Most importantly, we could have used it as our reality check. Startups often fail not because their technology doesn’t work, but because they can’t effectively communicate the value of what they’ve built. An AI assistant, properly prompted and queried, could have helped us validate (or invalidate) our assumptions about market need, pricing, positioning, and go-to-market strategy. It couldn’t have made our decisions for us, but it could have ensured those decisions were better informed.

The Critical Caveat

Of course, embracing AI as a core startup tool comes with a significant responsibility: you must be expert enough to distinguish good advice from hallucination. Generative AI is powerful but imperfect. It can sound confident while being completely wrong. It can generate plausible-sounding business strategies that are disconnected from market reality. It can overlook critical constraints or opportunities that a human with domain expertise would immediately recognize.

This is why AI should augment founder expertise, not replace it. We had deep technical knowledge of IoT and machine learning. What we lacked was business development acumen, investor relations experience, and go-to-market strategy expertise. An AI assistant couldn’t have given us those skills, but it could have helped us develop them faster and avoid obvious pitfalls along the way.

Think of AI as a management consultant with encyclopedic knowledge but no stake in your success. You wouldn’t implement their recommendations without scrutiny, even if they come from a top firm. You’d evaluate each suggestion, pressure-test it against reality, and adapt it to your specific context. The same approach applies to AI-assisted startup building.

Looking Forward

I don’t regret the AI Broonie experience. It taught me more about entrepreneurship, resilience, and my own limitations than any success might have. I learned that technical excellence is necessary, but nowhere near sufficient. I discovered capabilities I didn’t know I lacked and began developing them. Most importantly, I learned that failure, while painful, is also instructive in ways success never can be.

But I do wonder how things might have unfolded differently with AI in our corner. Would we have crafted a more compelling pitch? Would we have identified product-market fit issues earlier? Would we have made better strategic decisions about where to focus our limited resources?

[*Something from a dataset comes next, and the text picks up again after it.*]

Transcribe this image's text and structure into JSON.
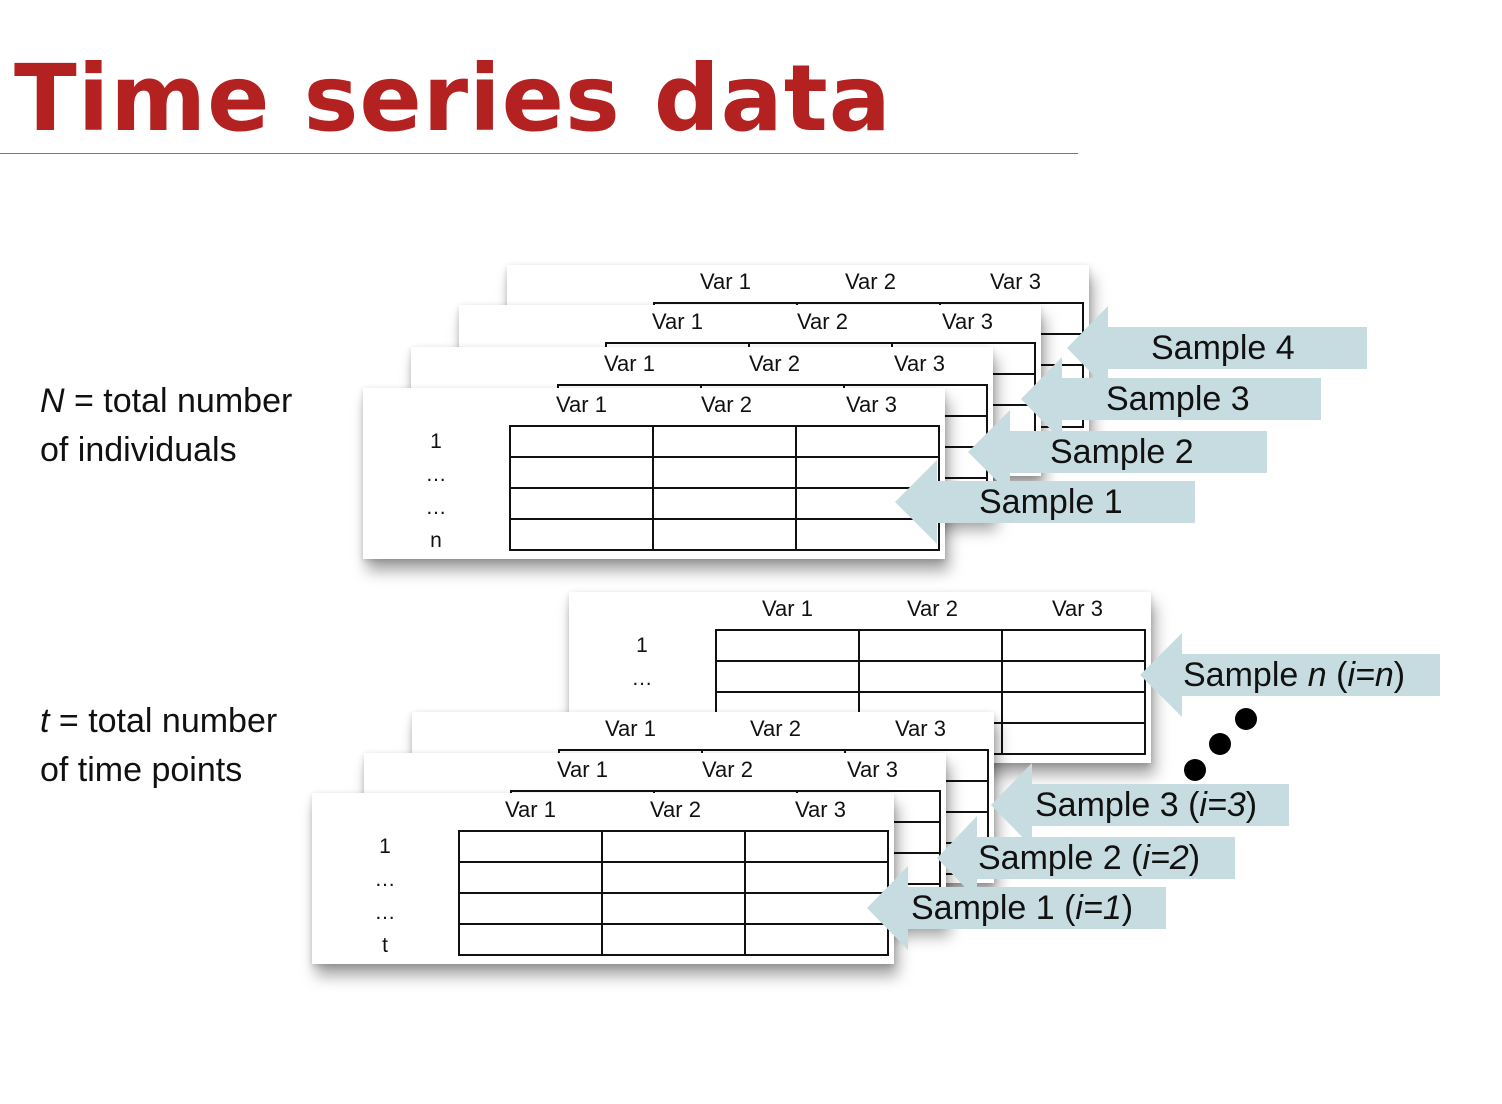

For founders embarking on startup journeys today, you have an advantage we didn’t: access to sophisticated AI tools that can serve as virtual team members, advisors, and coaches. Use them. Make them part of your startup’s DNA from day one. Let them help you bridge gaps in your knowledge and experience. Let them challenge your assumptions and stress-test your ideas.

The Broonie from Scottish folklore worked behind the scenes, helping households thrive. Today’s AI can do something similar for your startup, but only if you invite it in and put it to work wisely.

I wish I had that opportunity seven years ago. You have it now. Don’t waste it.